Generative artificial intelligence (GAI), such as the one behind OpenAI’s DALL-E and ChatGPT, is expected to play a significant role in advancing the field of oncology, according to Daphne Koller, an AI expert and CEO of Insitro.
Koller spoke at a workshop organized by Stanford University’s Human-Centered AI institute, highlighting the use of GAI to interpret histopathology language and identify potential drug targets. Using machine learning, the AI technology is able to analyze histology images generated from cancerous tissue, providing insights that are not readily apparent to human pathologists.
Additionally, the Insitro team used GAI to create synthetic tissue images, greatly expanding the sample size and enabling deeper analysis. By leveraging these images along with a genetic assay, the team identified novel candidate drug targets for conditions such as triple-negative breast cancer.

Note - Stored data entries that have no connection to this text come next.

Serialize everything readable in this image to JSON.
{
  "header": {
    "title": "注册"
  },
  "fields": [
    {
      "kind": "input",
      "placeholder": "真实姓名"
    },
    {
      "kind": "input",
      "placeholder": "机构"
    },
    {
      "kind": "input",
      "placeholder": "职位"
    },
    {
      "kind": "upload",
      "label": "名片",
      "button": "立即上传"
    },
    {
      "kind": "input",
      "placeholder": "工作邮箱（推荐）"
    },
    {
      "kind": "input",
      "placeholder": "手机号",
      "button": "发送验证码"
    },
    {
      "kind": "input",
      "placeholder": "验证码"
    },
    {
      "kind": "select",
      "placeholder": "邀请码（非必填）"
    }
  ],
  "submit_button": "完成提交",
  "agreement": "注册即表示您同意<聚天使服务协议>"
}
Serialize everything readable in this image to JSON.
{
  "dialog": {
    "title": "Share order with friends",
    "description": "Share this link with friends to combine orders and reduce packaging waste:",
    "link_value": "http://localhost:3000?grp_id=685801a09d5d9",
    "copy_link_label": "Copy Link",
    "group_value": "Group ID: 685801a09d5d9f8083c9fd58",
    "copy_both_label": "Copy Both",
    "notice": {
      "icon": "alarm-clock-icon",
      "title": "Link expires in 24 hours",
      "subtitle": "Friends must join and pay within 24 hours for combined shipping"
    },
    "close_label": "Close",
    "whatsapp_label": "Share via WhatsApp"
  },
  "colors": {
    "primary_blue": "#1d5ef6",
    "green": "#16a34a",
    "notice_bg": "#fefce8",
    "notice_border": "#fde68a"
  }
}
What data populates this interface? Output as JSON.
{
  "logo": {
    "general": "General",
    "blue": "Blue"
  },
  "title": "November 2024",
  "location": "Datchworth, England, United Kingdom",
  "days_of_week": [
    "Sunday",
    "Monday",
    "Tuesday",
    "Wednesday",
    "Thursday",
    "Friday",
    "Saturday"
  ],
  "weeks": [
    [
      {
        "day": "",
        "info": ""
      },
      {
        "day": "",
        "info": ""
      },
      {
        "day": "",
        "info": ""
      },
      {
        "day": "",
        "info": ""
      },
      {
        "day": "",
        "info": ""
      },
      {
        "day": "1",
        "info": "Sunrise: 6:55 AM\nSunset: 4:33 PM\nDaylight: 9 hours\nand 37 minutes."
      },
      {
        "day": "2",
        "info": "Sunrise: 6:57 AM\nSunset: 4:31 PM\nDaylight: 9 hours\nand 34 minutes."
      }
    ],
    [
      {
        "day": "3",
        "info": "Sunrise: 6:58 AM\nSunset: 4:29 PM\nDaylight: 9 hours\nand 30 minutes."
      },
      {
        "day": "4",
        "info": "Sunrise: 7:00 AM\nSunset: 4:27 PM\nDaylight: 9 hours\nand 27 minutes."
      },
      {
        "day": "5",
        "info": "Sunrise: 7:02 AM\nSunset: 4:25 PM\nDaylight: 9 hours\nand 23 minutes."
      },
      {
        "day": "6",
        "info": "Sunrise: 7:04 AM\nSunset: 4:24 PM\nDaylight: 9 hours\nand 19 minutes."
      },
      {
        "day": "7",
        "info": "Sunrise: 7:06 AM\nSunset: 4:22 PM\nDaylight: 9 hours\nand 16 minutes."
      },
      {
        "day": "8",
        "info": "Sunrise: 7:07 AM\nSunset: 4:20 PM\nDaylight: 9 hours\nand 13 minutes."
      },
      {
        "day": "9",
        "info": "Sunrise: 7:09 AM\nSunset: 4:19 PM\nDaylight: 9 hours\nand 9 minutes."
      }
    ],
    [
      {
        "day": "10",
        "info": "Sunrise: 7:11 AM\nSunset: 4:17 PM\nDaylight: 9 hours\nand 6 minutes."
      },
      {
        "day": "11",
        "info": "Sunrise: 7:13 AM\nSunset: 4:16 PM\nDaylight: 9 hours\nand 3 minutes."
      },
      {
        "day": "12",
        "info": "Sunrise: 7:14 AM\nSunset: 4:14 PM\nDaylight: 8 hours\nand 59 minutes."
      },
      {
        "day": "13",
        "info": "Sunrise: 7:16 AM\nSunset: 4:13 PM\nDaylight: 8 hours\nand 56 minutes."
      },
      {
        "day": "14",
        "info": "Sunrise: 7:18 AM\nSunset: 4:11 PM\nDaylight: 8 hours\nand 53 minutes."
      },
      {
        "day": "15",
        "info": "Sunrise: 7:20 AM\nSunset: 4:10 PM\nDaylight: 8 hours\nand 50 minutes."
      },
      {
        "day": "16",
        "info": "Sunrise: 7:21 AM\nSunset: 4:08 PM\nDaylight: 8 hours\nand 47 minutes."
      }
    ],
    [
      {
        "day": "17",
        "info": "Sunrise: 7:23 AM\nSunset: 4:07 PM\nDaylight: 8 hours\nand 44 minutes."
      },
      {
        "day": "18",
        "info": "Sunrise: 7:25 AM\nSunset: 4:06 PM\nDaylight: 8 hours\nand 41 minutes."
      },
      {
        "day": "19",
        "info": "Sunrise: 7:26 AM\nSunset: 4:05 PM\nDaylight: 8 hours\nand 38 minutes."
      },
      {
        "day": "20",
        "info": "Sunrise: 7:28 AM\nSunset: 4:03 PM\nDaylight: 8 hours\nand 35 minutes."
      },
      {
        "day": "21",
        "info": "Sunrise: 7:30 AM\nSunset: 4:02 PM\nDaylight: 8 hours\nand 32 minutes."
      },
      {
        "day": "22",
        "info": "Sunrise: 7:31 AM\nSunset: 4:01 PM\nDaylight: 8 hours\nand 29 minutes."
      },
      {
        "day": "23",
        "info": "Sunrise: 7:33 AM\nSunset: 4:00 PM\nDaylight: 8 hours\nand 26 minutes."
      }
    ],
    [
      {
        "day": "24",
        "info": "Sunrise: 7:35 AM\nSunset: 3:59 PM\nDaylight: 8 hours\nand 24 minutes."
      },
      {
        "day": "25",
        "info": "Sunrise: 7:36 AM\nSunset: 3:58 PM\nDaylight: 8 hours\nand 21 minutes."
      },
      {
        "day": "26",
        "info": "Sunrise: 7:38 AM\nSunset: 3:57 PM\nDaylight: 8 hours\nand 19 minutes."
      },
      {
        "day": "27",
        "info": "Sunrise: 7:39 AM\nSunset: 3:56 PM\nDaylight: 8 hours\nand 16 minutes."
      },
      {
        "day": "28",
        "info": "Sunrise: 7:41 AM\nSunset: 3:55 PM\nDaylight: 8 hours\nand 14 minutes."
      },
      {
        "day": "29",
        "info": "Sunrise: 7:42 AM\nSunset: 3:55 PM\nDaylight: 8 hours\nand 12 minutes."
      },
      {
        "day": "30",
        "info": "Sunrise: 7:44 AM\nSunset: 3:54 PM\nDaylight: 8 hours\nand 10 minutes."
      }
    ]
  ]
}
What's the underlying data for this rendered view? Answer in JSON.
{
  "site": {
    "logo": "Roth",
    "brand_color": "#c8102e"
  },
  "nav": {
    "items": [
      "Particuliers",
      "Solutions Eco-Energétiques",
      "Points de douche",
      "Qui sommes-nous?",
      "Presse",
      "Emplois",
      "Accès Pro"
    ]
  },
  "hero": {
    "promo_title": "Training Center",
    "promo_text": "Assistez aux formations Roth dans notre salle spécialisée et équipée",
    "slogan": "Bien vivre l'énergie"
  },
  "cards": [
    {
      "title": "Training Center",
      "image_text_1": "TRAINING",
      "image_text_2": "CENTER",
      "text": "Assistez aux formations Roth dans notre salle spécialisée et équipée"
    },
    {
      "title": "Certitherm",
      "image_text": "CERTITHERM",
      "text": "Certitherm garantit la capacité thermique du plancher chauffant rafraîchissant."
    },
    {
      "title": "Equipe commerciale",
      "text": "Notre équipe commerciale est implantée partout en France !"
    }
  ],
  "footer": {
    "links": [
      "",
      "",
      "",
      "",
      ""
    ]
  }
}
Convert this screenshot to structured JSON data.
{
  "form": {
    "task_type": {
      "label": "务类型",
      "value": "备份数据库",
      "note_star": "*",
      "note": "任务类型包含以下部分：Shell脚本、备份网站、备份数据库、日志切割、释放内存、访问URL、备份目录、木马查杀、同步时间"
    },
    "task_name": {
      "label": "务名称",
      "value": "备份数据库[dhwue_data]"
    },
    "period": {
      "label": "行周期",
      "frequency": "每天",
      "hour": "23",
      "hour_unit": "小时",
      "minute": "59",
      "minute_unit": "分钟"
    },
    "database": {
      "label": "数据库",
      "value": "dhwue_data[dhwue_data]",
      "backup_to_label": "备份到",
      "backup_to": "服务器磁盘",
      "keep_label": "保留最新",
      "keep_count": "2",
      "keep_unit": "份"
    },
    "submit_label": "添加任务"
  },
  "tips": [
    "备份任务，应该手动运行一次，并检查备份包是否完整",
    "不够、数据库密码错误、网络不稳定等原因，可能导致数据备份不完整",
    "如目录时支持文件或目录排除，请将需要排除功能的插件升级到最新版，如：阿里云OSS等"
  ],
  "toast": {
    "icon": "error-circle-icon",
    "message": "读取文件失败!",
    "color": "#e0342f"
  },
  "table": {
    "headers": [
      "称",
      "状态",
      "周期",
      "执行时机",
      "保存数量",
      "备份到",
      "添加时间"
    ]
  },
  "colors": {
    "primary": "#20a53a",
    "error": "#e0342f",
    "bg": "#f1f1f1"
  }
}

Koller emphasized the potential of GAI in biology, describing it as a way to understand complex and subtle data patterns that are beyond the capabilities of the human brain. She also highlighted the merging of data/machine learning/AI with quantitative biology to create digital biology, which has broad implications for health, environment, and other fields.
Koller’s insights were part of a broader discussion on the use of GAI across different data types and its potential for future advancements in medicine and other disciplines. The workshop showcased various applications of multi-modality GAI, pointing to its growing importance in research and innovation.